Slower global growth, adverse terms of trade shock, and impact on business confidence from geopolitical tensions weigh on the near-term outlook, as per the brokerage.
“Our global economics team expects global growth to average 2.9% YoY in 2022 slowing from 6.2% growth in CY21. Against this backdrop, we lower our forecasts of India's GDP growth to 7.6% for F2023(from 7.9%) and 6.7% for F2024 (from 7%)," the note stated.
Morgan Stanley expects support from the government's supply-side response and the reopening vibrancy to help counter the downside. It also expects reopening vibrancy to help the informal sector, in turn supporting consumption growth, which has been a laggard.
“The government's policy reforms, plus expansion of public infrastructure spending alongside an increase in capacity utilization levels, should help private capex to recover in 6-9 months," it said.

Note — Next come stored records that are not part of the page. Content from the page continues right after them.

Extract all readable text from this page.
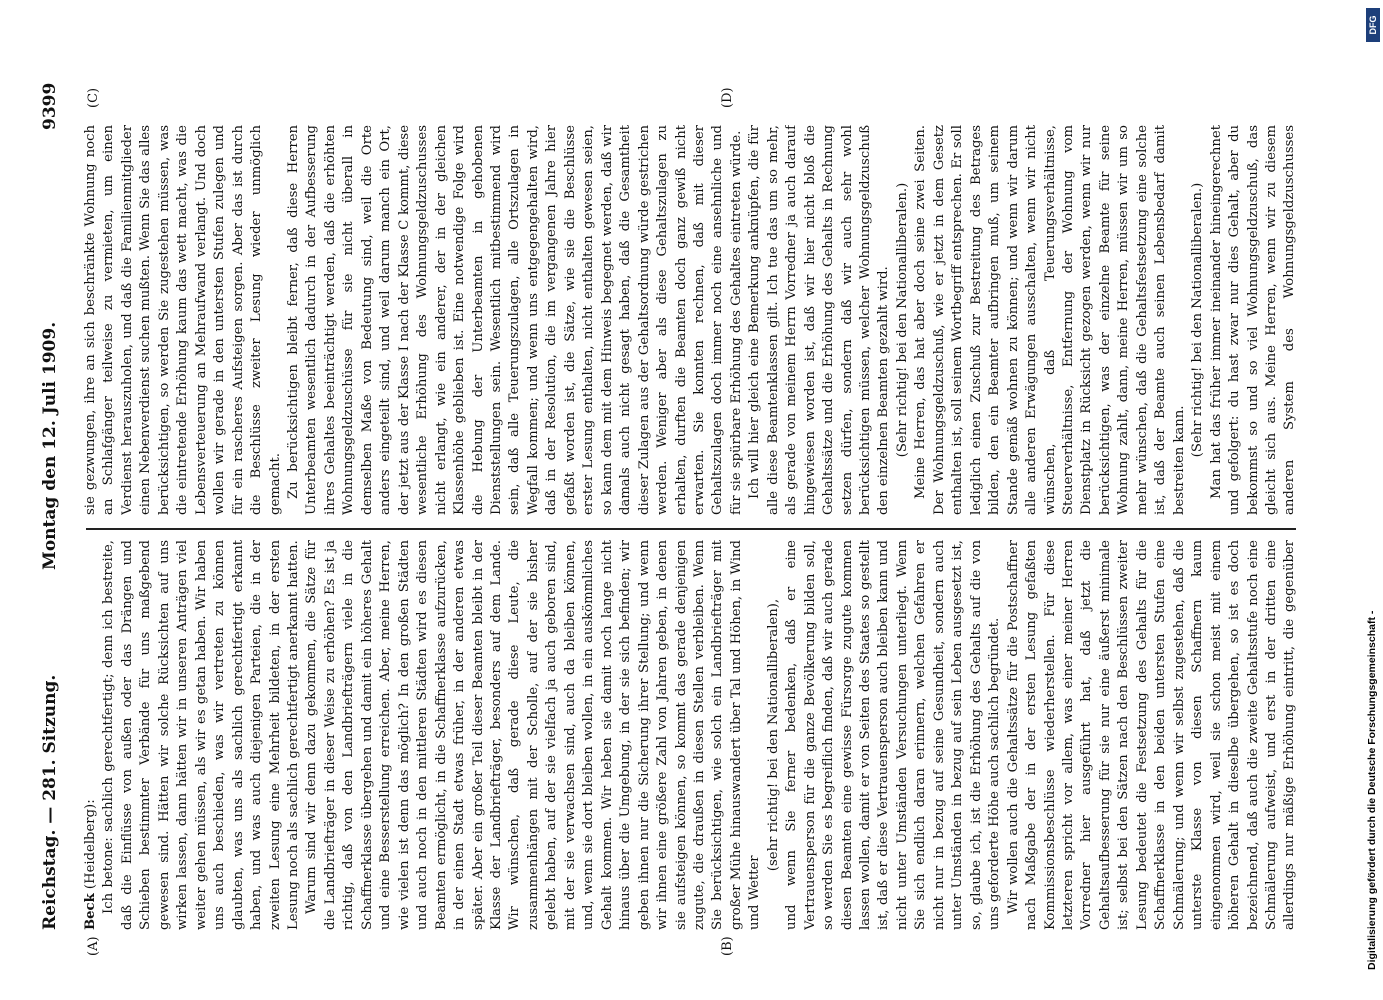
Reichstag. — 281. Sitzung.
Montag den 12. Juli 1909.
9399
(A)	(B)
(C)	(D)

Beck (Heidelberg): Ich betone: sachlich gerechtfertigt; denn ich bestreite, daß die Einflüsse von außen oder das Drängen und Schieben bestimmter Verbände für uns maßgebend gewesen sind. Hätten wir solche Rücksichten auf uns wirken lassen, dann hätten wir in unseren Anträgen viel weiter gehen müssen, als wir es getan haben. Wir haben uns auch beschieden, was wir vertreten zu können glaubten, was uns als sachlich gerechtfertigt erkannt haben, und was auch diejenigen Parteien, die in der zweiten Lesung eine Mehrheit bildeten, in der ersten Lesung noch als sachlich gerechtfertigt anerkannt hatten. Warum sind wir denn dazu gekommen, die Sätze für die Landbriefträger in dieser Weise zu erhöhen? Es ist ja richtig, daß von den Landbriefträgern viele in die Schaffnerklasse übergehen und damit ein höheres Gehalt und eine Besserstellung erreichen. Aber, meine Herren, wie vielen ist denn das möglich? In den großen Städten und auch noch in den mittleren Städten wird es diesen Beamten ermöglicht, in die Schaffnerklasse aufzurücken, in der einen Stadt etwas früher, in der anderen etwas später. Aber ein großer Teil dieser Beamten bleibt in der Klasse der Landbriefträger, besonders auf dem Lande. Wir wünschen, daß gerade diese Leute, die zusammenhängen mit der Scholle, auf der sie bisher gelebt haben, auf der sie vielfach ja auch geboren sind, mit der sie verwachsen sind, auch da bleiben können, und, wenn sie dort bleiben wollen, in ein auskömmliches Gehalt kommen. Wir heben sie damit noch lange nicht hinaus über die Umgebung, in der sie sich befinden; wir geben ihnen nur die Sicherung ihrer Stellung; und wenn wir ihnen eine größere Zahl von Jahren geben, in denen sie aufsteigen können, so kommt das gerade denjenigen zugute, die draußen in diesen Stellen verbleiben. Wenn Sie berücksichtigen, wie solch ein Landbriefträger mit großer Mühe hinauswandert über Tal und Höhen, in Wind und Wetter

(sehr richtig! bei den Nationalliberalen), und wenn Sie ferner bedenken, daß er eine Vertrauensperson für die ganze Bevölkerung bilden soll, so werden Sie es begreiflich finden, daß wir auch gerade diesen Beamten eine gewisse Fürsorge zugute kommen lassen wollen, damit er von Seiten des Staates so gestellt ist, daß er diese Vertrauensperson auch bleiben kann und nicht unter Umständen Versuchungen unterliegt. Wenn Sie sich endlich daran erinnern, welchen Gefahren er nicht nur in bezug auf seine Gesundheit, sondern auch unter Umständen in bezug auf sein Leben ausgesetzt ist, so, glaube ich, ist die Erhöhung des Gehalts auf die von uns geforderte Höhe auch sachlich begründet. Wir wollen auch die Gehaltssätze für die Postschaffner nach Maßgabe der in der ersten Lesung gefaßten Kommissionsbeschlüsse wiederherstellen. Für diese letzteren spricht vor allem, was einer meiner Herren Vorredner hier ausgeführt hat, daß jetzt die Gehaltsaufbesserung für sie nur eine äußerst minimale ist; selbst bei den Sätzen nach den Beschlüssen zweiter Lesung bedeutet die Festsetzung des Gehalts für die Schaffnerklasse in den beiden untersten Stufen eine Schmälerung; und wenn wir selbst zugestehen, daß die unterste Klasse von diesen Schaffnern kaum eingenommen wird, weil sie schon meist mit einem höheren Gehalt in dieselbe übergehen, so ist es doch bezeichnend, daß auch die zweite Gehaltsstufe noch eine Schmälerung aufweist, und erst in der dritten eine allerdings nur mäßige Erhöhung eintritt, die gegenüber

sie gezwungen, ihre an sich beschränkte Wohnung noch an Schlafgänger teilweise zu vermieten, um einen Verdienst herauszuholen, und daß die Familienmitglieder einen Nebenverdienst suchen mußten. Wenn Sie das alles berücksichtigen, so werden Sie zugestehen müssen, was die eintretende Erhöhung kaum das wett macht, was die Lebensverteuerung an Mehraufwand verlangt. Und doch wollen wir gerade in den untersten Stufen zulegen und für ein rascheres Aufsteigen sorgen. Aber das ist durch die Beschlüsse zweiter Lesung wieder unmöglich gemacht. Zu berücksichtigen bleibt ferner, daß diese Herren Unterbeamten wesentlich dadurch in der Aufbesserung ihres Gehaltes beeinträchtigt werden, daß die erhöhten Wohnungsgeldzuschüsse für sie nicht überall in demselben Maße von Bedeutung sind, weil die Orte anders eingeteilt sind, und weil darum manch ein Ort, der jetzt aus der Klasse I nach der Klasse C kommt, diese wesentliche Erhöhung des Wohnungsgeldzuschusses nicht erlangt, wie ein anderer, der in der gleichen Klassenhöhe geblieben ist. Eine notwendige Folge wird die Hebung der Unterbeamten in gehobenen Dienststellungen sein. Wesentlich mitbestimmend wird sein, daß alle Teuerungszulagen, alle Ortszulagen in Wegfall kommen; und wenn uns entgegengehalten wird, daß in der Resolution, die im vergangenen Jahre hier gefaßt worden ist, die Sätze, wie sie die Beschlüsse erster Lesung enthalten, nicht enthalten gewesen seien, so kann dem mit dem Hinweis begegnet werden, daß wir damals auch nicht gesagt haben, daß die Gesamtheit dieser Zulagen aus der Gehaltsordnung würde gestrichen werden. Weniger aber als diese Gehaltszulagen zu erhalten, durften die Beamten doch ganz gewiß nicht erwarten. Sie konnten rechnen, daß mit dieser Gehaltszulagen doch immer noch eine ansehnliche und für sie spürbare Erhöhung des Gehaltes eintreten würde. Ich will hier gleich eine Bemerkung anknüpfen, die für alle diese Beamtenklassen gilt. Ich tue das um so mehr, als gerade von meinem Herrn Vorredner ja auch darauf hingewiesen worden ist, daß wir hier nicht bloß die Gehaltssätze und die Erhöhung des Gehalts in Rechnung setzen dürfen, sondern daß wir auch sehr wohl berücksichtigen müssen, welcher Wohnungsgeldzuschuß den einzelnen Beamten gezahlt wird. (Sehr richtig! bei den Nationalliberalen.) Meine Herren, das hat aber doch seine zwei Seiten. Der Wohnungsgeldzuschuß, wie er jetzt in dem Gesetz enthalten ist, soll seinem Wortbegriff entsprechen. Er soll lediglich einen Zuschuß zur Bestreitung des Betrages bilden, den ein Beamter aufbringen muß, um seinem Stande gemäß wohnen zu können; und wenn wir darum alle anderen Erwägungen ausschalten, wenn wir nicht wünschen, daß Teuerungsverhältnisse, Steuerverhältnisse, Entfernung der Wohnung vom Dienstplatz in Rücksicht gezogen werden, wenn wir nur berücksichtigen, was der einzelne Beamte für seine Wohnung zahlt, dann, meine Herren, müssen wir um so mehr wünschen, daß die Gehaltsfestsetzung eine solche ist, daß der Beamte auch seinen Lebensbedarf damit bestreiten kann.

(Sehr richtig! bei den Nationalliberalen.)

Man hat das früher immer ineinander hineingerechnet und gefolgert: du hast zwar nur dies Gehalt, aber du bekommst so und so viel Wohnungsgeldzuschuß, das gleicht sich aus. Meine Herren, wenn wir zu diesem anderen System des Wohnungsgeldzuschusses

Digitalisierung gefördert durch die Deutsche Forschungsgemeinschaft -
DFG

Further, a slowdown in global growth, higher commodity prices,and potential risk aversion in global capital markets expose India to downside risks. The key channels of impact will likely be higher inflation, weaker consumer demand, tighter financial conditions, the adverse impact on business sentiment,and a delay in capex recovery,as per Morgan Stanley.
On the other hand, a positive resolution of geopolitical tensions and decline in global commodity prices would improve the domestic and external demand outlook, it added.